Availability & requirements

  • Package's name: affy2sv

  • Package's state: affy2sv 1.0.12 with APT 1.16.1

  • Package's web page: affy2sv is available at Bioinformatic Research Group in Epidemiology (BRGE - CREAL) software page http://www.creal.cat/brge.htm. Also at its own page on bitbucket https://bitbucket.org/brge/affy2sv.

  • Package's manual: The package comes with its standard R documentation. A web page manual is available at the packages own page on bitbucket https://bitbucket.org/brge/affy2sv/wiki.

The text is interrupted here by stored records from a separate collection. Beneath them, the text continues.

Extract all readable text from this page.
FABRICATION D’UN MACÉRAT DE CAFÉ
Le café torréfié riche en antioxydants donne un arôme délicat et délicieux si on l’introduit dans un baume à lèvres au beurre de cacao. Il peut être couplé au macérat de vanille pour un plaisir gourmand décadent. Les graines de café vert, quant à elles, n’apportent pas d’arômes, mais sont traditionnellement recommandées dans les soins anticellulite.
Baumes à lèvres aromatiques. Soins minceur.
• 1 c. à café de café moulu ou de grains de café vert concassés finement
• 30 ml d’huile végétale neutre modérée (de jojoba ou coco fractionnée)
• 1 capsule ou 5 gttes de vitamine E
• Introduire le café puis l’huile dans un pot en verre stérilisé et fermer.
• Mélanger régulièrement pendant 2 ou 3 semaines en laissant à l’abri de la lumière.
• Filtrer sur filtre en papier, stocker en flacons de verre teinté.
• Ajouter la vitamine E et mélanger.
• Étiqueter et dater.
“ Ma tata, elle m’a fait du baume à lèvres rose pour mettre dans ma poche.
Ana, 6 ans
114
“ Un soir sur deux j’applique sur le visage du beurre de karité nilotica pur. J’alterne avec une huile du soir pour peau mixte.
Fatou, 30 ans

  • Package's requirements:

    • ○ operating systems: Multiplatform (Windows, GNU/Linux and MAC OS)

    • ○ r dependence: R (> = 3.0.0), snpStats, crlmm, oligo, oligoClasses, VanillaICE, SNPchip, genomewidesnp6Crlmm, genomewidesnp5Crlmm, ff, pd.genomewidesnp.6, pd.genomewidesnp.5, stringr, biomaRt, ggplot2, gtable, grid, data.table, Biobase, parallel, methods

    • ○ external dependences: python 2.7, numpy (> = 1.7), pandas

  • Programming language: R, Python and C/C++

  • License: GPL-2

  • Any restrictions to use by non-academics: No restrictions to use affy2sv, check the license for APT at its own web page.